Allan Thygesen: Yes. I think that's going extremely well. It's an even larger part of our NewCo dollars then of normal renewals. And I think when you come in fresh, you get to position all the exciting things that IAM has to offer, whereas with some [ ESAB ] customers, they may have an existing perception of what's possible with agreements or what we can deliver for them and you need to change those perceptions. But NewCo will continue to be a core element of DocuSign's growth. Of course, all of our customers start as new customers and many of them started as small customers and grew into very large customers.

And so that is an essential acquisition pipeline that we continue to invest in. With all that said, the primary focus of our go-to-market with IAM is with existing customers, and that's the vast majority of IAM revenue. And it's a huge advantage for DocuSign that we walk in. We already have your agreements. We're already a trusted group supplier. We're already generally very well perceived because of the quality of the side product and the experience customers had. And that's an amazing starting point for delivering value and for processing their agreements with AI that's unmatched by any other company. So I think we have a lot of data and product advantages. We also have huge distribution advantages.

And that might not be as fully understood. But you can start to see that really come into play with the number of customers that we've already brought on to our new AI platform, a number of agreements that we've ingested and processed.

Patrick McIlwee: Okay. Great. And just quickly, you touched on it in the prepared remarks, but the flat guidance for operating margins, understand you're reinvesting some efficiencies from the go-to-market side in R&D. Is there any context you can provide on what those investments are geared towards or what capabilities you're looking at as you invest there?

Allan Thygesen: Yes. Maybe just first for context, I know you all know this, but I'm just going to repeat it anyway. We've gone from 20% operating margins to 30% operating margins over the last 3 years, growing revenue 30%, while we've dropped headcount 13%. So I think, DocuSign has been already on some of the improvements that you're all seeking. I think the decision we made in planning for this year is that we're rightsized for the opportunity ahead of the growth acceleration opportunity that we have. That doesn't mean that we're not reprioritizing aggressively inside the company. So we continue to seek incremental efficiency in our go-to-market motion.

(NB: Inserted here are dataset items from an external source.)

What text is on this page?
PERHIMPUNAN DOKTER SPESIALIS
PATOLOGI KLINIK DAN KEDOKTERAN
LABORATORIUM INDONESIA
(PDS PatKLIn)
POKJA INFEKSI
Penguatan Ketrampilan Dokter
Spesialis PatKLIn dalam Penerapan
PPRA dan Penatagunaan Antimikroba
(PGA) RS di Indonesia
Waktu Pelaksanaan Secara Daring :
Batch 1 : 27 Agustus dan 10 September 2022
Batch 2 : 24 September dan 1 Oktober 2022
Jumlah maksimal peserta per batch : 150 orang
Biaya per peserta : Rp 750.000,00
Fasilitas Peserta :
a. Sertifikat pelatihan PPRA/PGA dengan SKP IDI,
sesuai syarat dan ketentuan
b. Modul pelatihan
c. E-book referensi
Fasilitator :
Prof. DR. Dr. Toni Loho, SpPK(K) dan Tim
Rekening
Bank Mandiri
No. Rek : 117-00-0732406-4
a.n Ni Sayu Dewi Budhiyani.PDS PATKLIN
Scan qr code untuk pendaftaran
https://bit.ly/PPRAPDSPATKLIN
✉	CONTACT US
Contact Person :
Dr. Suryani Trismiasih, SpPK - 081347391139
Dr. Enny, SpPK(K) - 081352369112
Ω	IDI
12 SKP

We've done a lot there, and there's going to be more opportunities and then we're investing some of that in our product and technology organization. The areas that we're investing in enterprise and AI, continued acceleration of our legal tech road map, federal, U.S. federal is a big opportunity for us. So those are examples of things. Security continues to be a key investment area. Those are 5 areas that got sort of incremental funding on top of baseline, freed up by some of the efficiencies and other functions.

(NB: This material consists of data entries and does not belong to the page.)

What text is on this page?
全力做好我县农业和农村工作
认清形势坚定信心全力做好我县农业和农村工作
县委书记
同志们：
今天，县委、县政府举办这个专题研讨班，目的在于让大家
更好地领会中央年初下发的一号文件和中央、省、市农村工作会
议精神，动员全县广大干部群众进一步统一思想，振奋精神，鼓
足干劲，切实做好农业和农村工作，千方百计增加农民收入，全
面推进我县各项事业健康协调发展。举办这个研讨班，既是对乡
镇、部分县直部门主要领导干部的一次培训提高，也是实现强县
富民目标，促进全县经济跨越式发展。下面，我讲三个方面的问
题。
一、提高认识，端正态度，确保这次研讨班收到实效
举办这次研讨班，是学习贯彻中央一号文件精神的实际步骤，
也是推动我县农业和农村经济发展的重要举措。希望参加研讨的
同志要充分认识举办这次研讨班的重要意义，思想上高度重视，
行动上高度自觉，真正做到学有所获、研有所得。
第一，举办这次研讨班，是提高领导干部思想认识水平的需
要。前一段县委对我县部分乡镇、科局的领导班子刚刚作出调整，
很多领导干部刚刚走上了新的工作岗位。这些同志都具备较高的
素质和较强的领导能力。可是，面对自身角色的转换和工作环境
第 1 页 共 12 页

Operator: There are no further questions at this time. I would like to turn the conference back over to Allan for closing remarks.

Allan Thygesen: Thank you, operator, and thank you to all for joining today's call. In closing, we are very excited about the value IAM is delivering to customers in their workflows and through our AI innovation. We will be positioned to begin accelerating the business in 2026 or fiscal '27 while generating strong efficiency and profitability. Thanks for your support. Look forward to talking next quarter.

Operator: Thank you. This will conclude today's conference. You may disconnect at this time, and thank you for your participation.